Wherein R ² is as defined for the compound of formula I, and D is in a free or esterified form, such as, for example, the group of formula A shown under a) A boronic acid represented by B (OH ₂ ) or —Sn (alk) _3, where alk is alkyl, preferably C ₁ -C ₇ -alkyl, more preferably methyl; Boronic esters or organotin compounds can be converted to the formula V under cross coupling conditions

Wherein R ¹ is as defined for a compound of formula I and X is a halogen, especially chloro, bromo or iodo or trifluoromethanesulfonyloxy,
Or
c) Formula VI

Wherein R ¹ is as defined for a compound of formula I and X is halo, especially chloro, bromo or iodo or trifluoromethanesulfonyloxy.
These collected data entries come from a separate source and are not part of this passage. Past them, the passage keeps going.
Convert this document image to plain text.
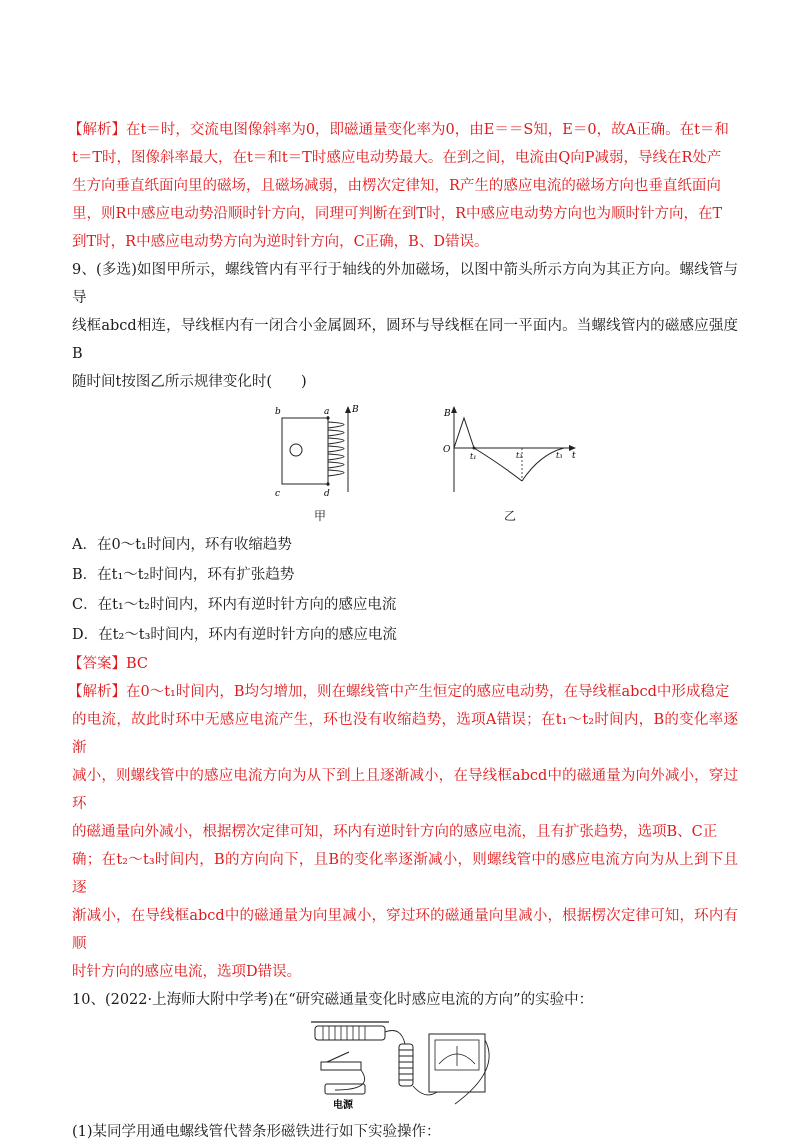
【解析】在t＝时，交流电图像斜率为0，即磁通量变化率为0，由E＝＝S知，E＝0，故A正确。在t＝和

t＝T时，图像斜率最大，在t＝和t＝T时感应电动势最大。在到之间，电流由Q向P减弱，导线在R处产

生方向垂直纸面向里的磁场，且磁场减弱，由楞次定律知，R产生的感应电流的磁场方向也垂直纸面向

里，则R中感应电动势沿顺时针方向，同理可判断在到T时，R中感应电动势方向也为顺时针方向，在T

到T时，R中感应电动势方向为逆时针方向，C正确，B、D错误。

9、(多选)如图甲所示，螺线管内有平行于轴线的外加磁场，以图中箭头所示方向为其正方向。螺线管与导

线框abcd相连，导线框内有一闭合小金属圆环，圆环与导线框在同一平面内。当螺线管内的磁感应强度B

随时间t按图乙所示规律变化时(　　)

b	a	B
c	d
甲
B
O
t₁	t₂	t₃ t
乙

A．在0～t₁时间内，环有收缩趋势

B．在t₁～t₂时间内，环有扩张趋势

C．在t₁～t₂时间内，环内有逆时针方向的感应电流

D．在t₂～t₃时间内，环内有逆时针方向的感应电流

【答案】BC

【解析】在0～t₁时间内，B均匀增加，则在螺线管中产生恒定的感应电动势，在导线框abcd中形成稳定

的电流，故此时环中无感应电流产生，环也没有收缩趋势，选项A错误；在t₁～t₂时间内，B的变化率逐渐

减小，则螺线管中的感应电流方向为从下到上且逐渐减小，在导线框abcd中的磁通量为向外减小，穿过环

的磁通量向外减小，根据楞次定律可知，环内有逆时针方向的感应电流，且有扩张趋势，选项B、C正

确；在t₂～t₃时间内，B的方向向下，且B的变化率逐渐减小，则螺线管中的感应电流方向为从上到下且逐

渐减小，在导线框abcd中的磁通量为向里减小，穿过环的磁通量向里减小，根据楞次定律可知，环内有顺

时针方向的感应电流，选项D错误。

10、(2022·上海师大附中学考)在“研究磁通量变化时感应电流的方向”的实验中：

电源

(1)某同学用通电螺线管代替条形磁铁进行如下实验操作：
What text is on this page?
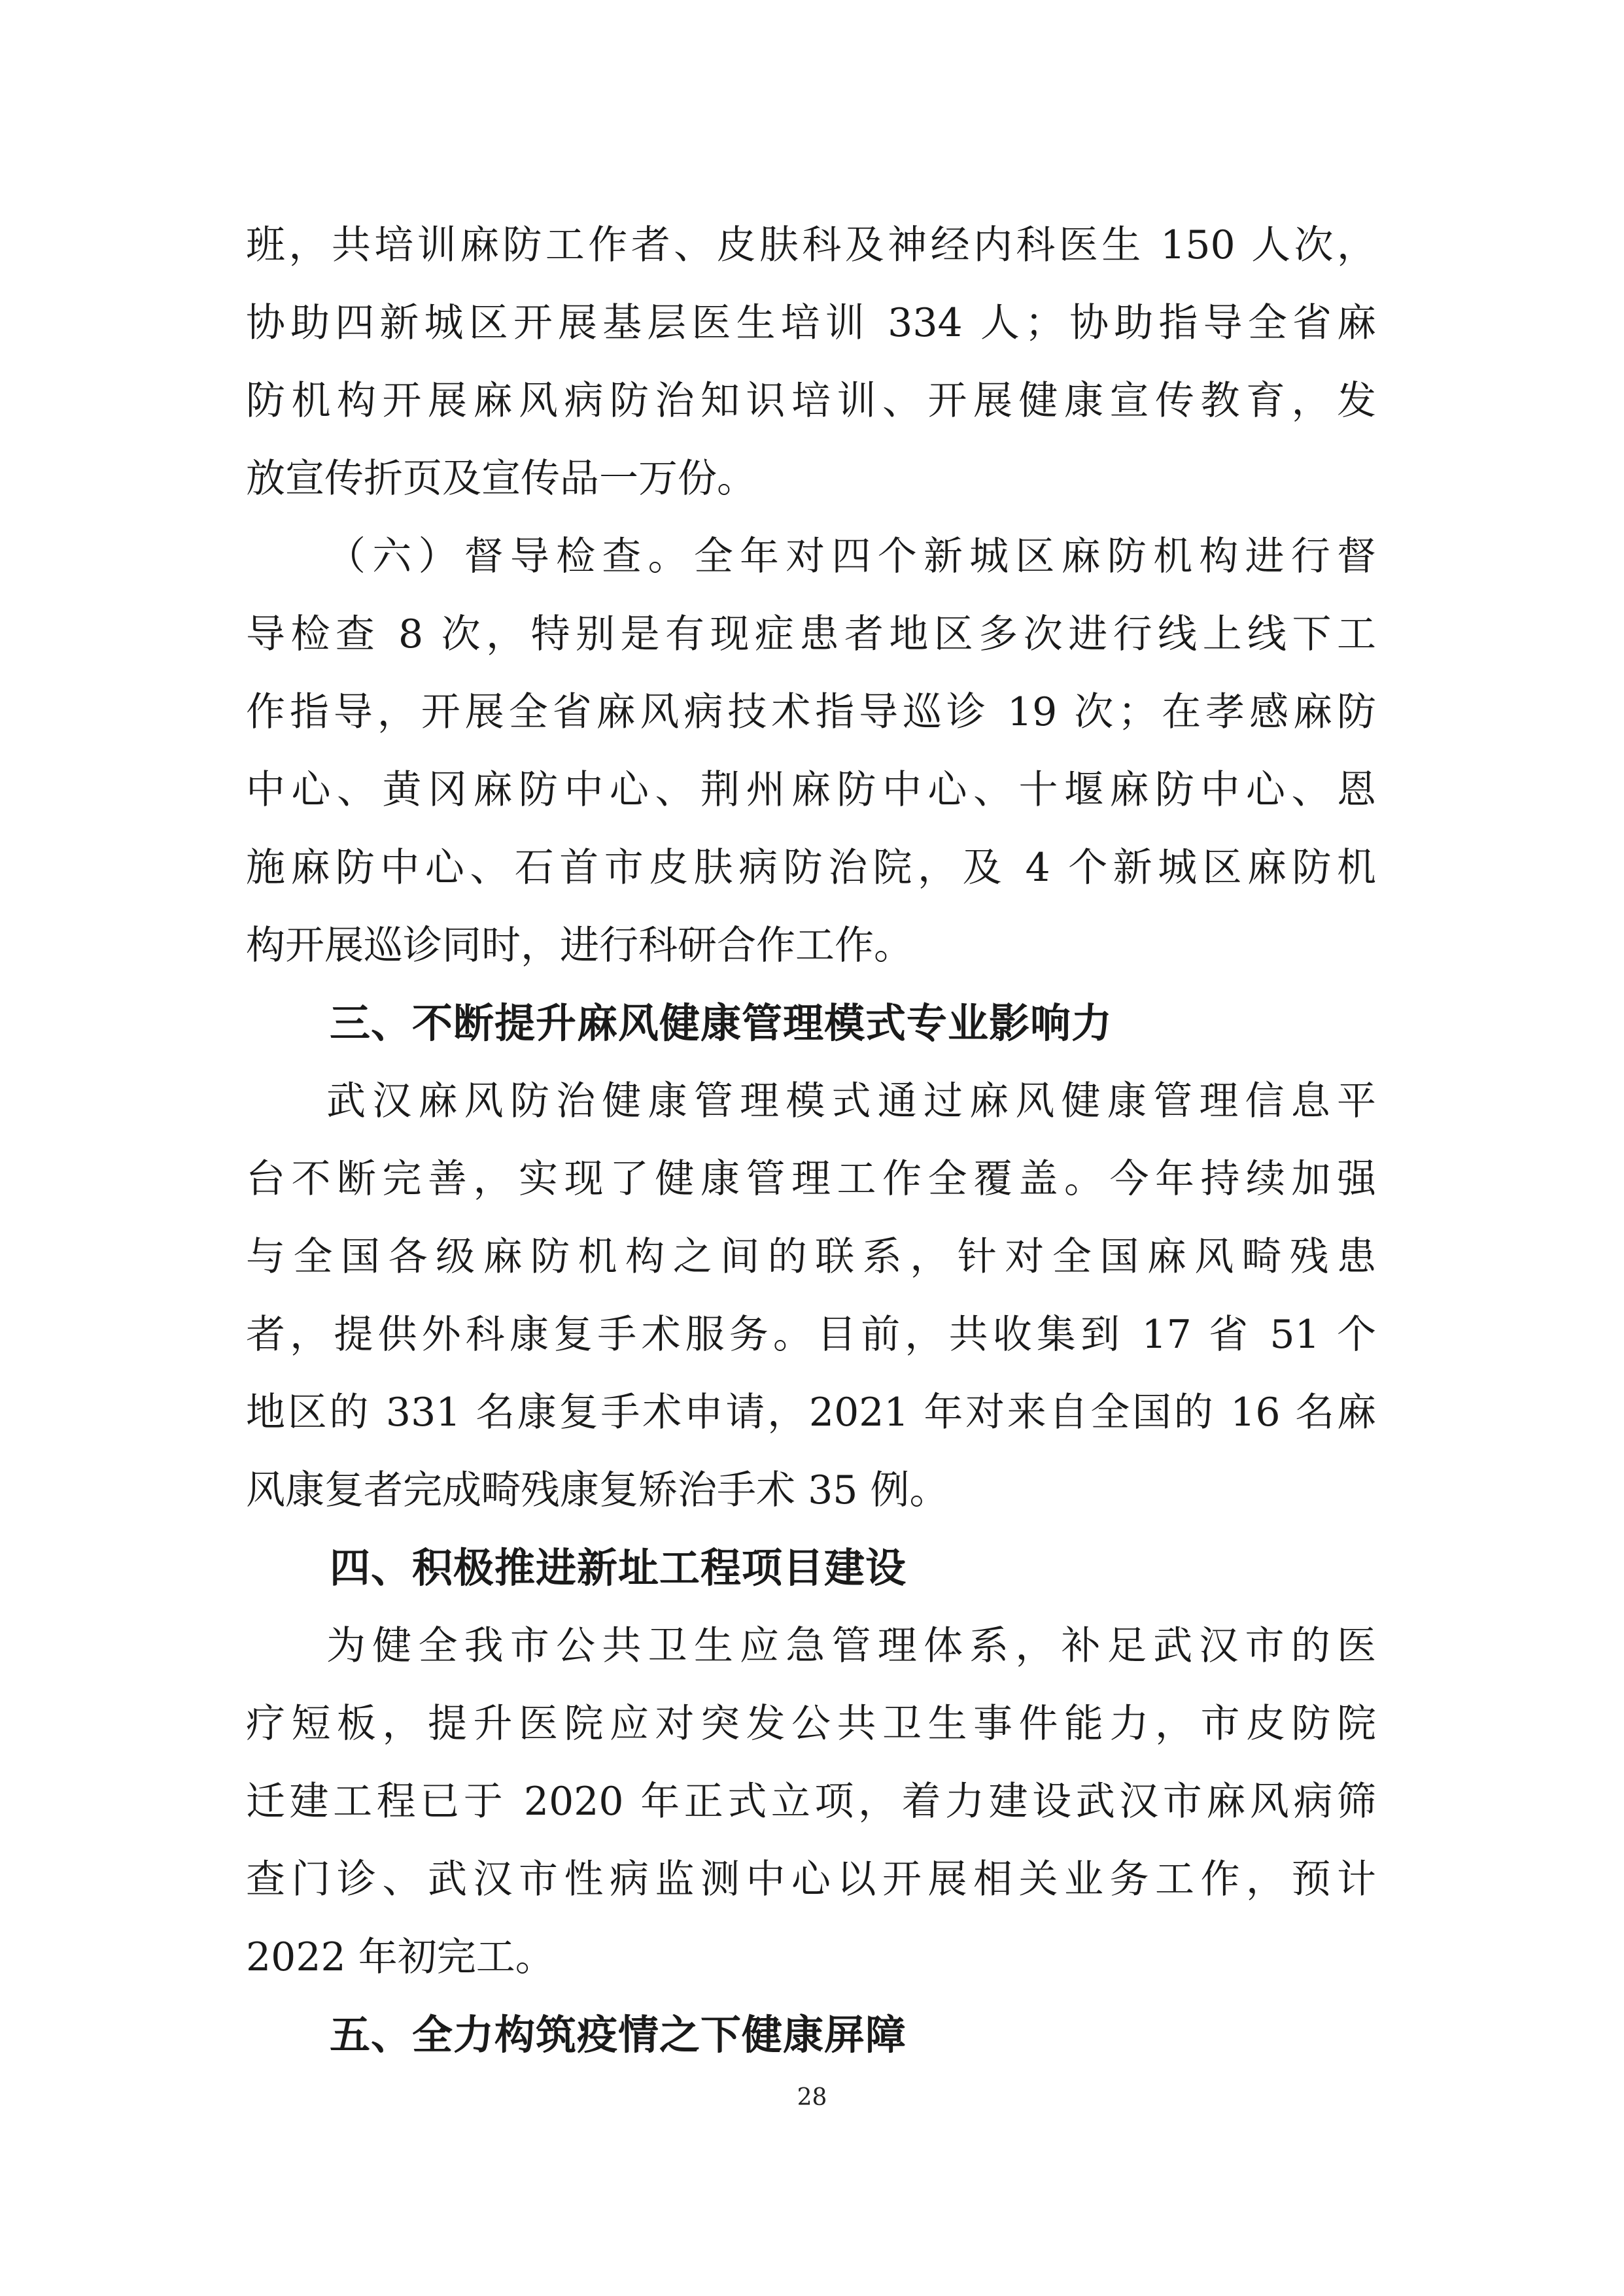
班，共培训麻防工作者、皮肤科及神经内科医生 150 人次，
协助四新城区开展基层医生培训 334 人；协助指导全省麻
防机构开展麻风病防治知识培训、开展健康宣传教育，发
放宣传折页及宣传品一万份。
（六）督导检查。全年对四个新城区麻防机构进行督
导检查 8 次，特别是有现症患者地区多次进行线上线下工
作指导，开展全省麻风病技术指导巡诊 19 次；在孝感麻防
中心、黄冈麻防中心、荆州麻防中心、十堰麻防中心、恩
施麻防中心、石首市皮肤病防治院，及 4 个新城区麻防机
构开展巡诊同时，进行科研合作工作。
三、不断提升麻风健康管理模式专业影响力
武汉麻风防治健康管理模式通过麻风健康管理信息平
台不断完善，实现了健康管理工作全覆盖。今年持续加强
与全国各级麻防机构之间的联系，针对全国麻风畸残患
者，提供外科康复手术服务。目前，共收集到 17 省 51 个
地区的 331 名康复手术申请，2021 年对来自全国的 16 名麻
风康复者完成畸残康复矫治手术 35 例。
四、积极推进新址工程项目建设
为健全我市公共卫生应急管理体系，补足武汉市的医
疗短板，提升医院应对突发公共卫生事件能力，市皮防院
迁建工程已于 2020 年正式立项，着力建设武汉市麻风病筛
查门诊、武汉市性病监测中心以开展相关业务工作，预计
2022 年初完工。
五、全力构筑疫情之下健康屏障
28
In the formula VII

Wherein R ² is as defined for the compound of formula I, and D is in a free or esterified form, such as, for example, the group of formula A shown under a) A boronic acid represented by B (OH ₂ ) or —Sn (alk) _3, where alk is alkyl, preferably C ₁ -C ₇ -alkyl, more preferably methyl; React with boronic esters or organotin compounds,
Or
d) Formula VIII

Wherein R ² is as defined for the compound of formula I, and the pyridazine compound represented by formula IX

Wherein R ¹ is as defined for a compound of formula I and Y is halo, especially chloro or bromo;
Or
e) For the preparation of compounds of the formula I in which R ¹ is pyrazol-3-yl

Wherein R ² is as defined for the compound of formula I, and reacted with hydrazine or a hydrate and / or salt thereof,
And optionally converting the compound of formula I obtained according to any of the above reactions a) to e) into a different compound of formula I, converting the resulting salt of the compound of formula I into its different salt Converting the resulting free form of the compound of formula I into its salt and / or separating the resulting isomers of the compound of formula I from one or more different isomers of formula I obtained Including methods.